We can start with checking whether histograms of generated features match those of real features. However, matching distributions of individual features and target variable do not guarantee that all existing interactions (relationships) between features, as well as between features and target variable were also replicated by the generator. Therefore, it is necessary to evaluate and compare overall distribution of generated and real data. Since relationship between features and target variable is the most important one for developing ML models, we can perform a separate test of this relationship by comparing supervised ML models trained on generated and real data. ML models with similar performance would be indicative of good replication of dependencies between features and target variable.

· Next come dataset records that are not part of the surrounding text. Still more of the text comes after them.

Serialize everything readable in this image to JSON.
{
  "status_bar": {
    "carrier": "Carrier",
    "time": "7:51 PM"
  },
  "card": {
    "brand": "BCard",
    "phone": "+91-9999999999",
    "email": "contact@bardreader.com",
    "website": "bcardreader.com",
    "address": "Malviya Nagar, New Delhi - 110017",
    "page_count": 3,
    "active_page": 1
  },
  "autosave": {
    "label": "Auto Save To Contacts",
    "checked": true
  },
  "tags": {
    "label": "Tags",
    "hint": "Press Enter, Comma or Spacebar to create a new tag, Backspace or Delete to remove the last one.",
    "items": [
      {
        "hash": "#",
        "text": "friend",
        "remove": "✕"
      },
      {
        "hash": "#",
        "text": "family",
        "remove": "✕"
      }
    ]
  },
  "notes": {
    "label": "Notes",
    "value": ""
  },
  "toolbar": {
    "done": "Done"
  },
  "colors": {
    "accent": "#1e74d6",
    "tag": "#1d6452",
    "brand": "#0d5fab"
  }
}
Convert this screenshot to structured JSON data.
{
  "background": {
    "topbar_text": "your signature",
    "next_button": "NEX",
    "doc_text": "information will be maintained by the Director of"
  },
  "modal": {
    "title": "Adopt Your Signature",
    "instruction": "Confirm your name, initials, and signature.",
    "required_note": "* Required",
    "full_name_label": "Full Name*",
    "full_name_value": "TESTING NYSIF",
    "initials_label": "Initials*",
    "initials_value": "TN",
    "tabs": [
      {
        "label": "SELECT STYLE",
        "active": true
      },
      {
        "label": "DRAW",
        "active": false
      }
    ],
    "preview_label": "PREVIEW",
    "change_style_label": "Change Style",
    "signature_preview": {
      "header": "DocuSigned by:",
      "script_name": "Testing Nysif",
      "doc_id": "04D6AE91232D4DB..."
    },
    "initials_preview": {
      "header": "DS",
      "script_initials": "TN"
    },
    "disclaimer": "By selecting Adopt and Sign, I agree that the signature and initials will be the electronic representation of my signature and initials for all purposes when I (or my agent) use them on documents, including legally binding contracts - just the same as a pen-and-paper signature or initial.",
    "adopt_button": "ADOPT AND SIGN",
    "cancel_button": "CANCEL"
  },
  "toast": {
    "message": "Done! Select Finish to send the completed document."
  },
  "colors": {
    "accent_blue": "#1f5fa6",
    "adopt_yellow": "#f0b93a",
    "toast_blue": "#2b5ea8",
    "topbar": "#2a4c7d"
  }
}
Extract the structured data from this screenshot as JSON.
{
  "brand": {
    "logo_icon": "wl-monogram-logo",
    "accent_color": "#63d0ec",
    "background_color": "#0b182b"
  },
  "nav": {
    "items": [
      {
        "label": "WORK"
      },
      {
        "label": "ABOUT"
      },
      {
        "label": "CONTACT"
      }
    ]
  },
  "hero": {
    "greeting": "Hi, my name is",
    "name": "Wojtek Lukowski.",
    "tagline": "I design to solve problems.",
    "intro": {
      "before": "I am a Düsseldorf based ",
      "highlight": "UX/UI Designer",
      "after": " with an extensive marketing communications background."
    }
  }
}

To summarize, we propose that a good generator should produce data that satisfy the following three criteria:
Distributions of individual features in generated data match those in real data
Overall distributions of generated and real data match each other
Relationship between features and the target variable in real data is replicated in generated data
In the following subsections, we will show how we performed above tests for the data generated by our GANs.
4.1 DataQC tool
DataQC  is an internal automated tool developed at American Express for data quality assessment. It allows users to evaluate similarities and differences between two provided datasets. The tool performs a comprehensive set of data quality tests to quickly highlight how one dataset is different from another. These tests include comparison of feature means, rates of missing values, uni- and multivariate distributions, and extreme values. The tool produces detailed findings and quantitive scores for all the tests that it runs.
We used DataQC to evaluate similarity between GAN-generated and real data. In particular, we used it to compare distributions of individual features in generated and real data. As an example, Fig. 4 shows histograms of four selected features in real and generated data for a GAN trained on Dataset C. For all other features we observed similar, very close match between real and generated distributions. This was the case for all three Datasets. We noted that our GANs were able to reproduce discrete distributions just as good as continues ones, and that for some continuous variables GANs tended to produce slightly smoothed versions of their distributions. We found that smoothing of distributions can be reduced by increasing the number of hidden layers in the generator, or by increasing the number of training iterations.
4.2 Visualization with t-SNE algorithm
To compare overall distribution of real and generated data, we visualized the data using t-SNE algorithm . t-SNE is a transductive algorithm: the model produced by this algorithm cannot be applied to out-of-sample data that was not used to build the model. Therefore, we combined the real and generated data together, obtained t-SNE representation for the combined data, and then split it into two parts corresponding to real and generated data. Fig. 5 shows t-SNE graphs for our experiment with Dataset C. It can be seen in the figure that t-SNE graph for generated data closely matches t-SNE graph for real data, reproducing most of its clusters and gaps with pretty good accuracy in shape and density.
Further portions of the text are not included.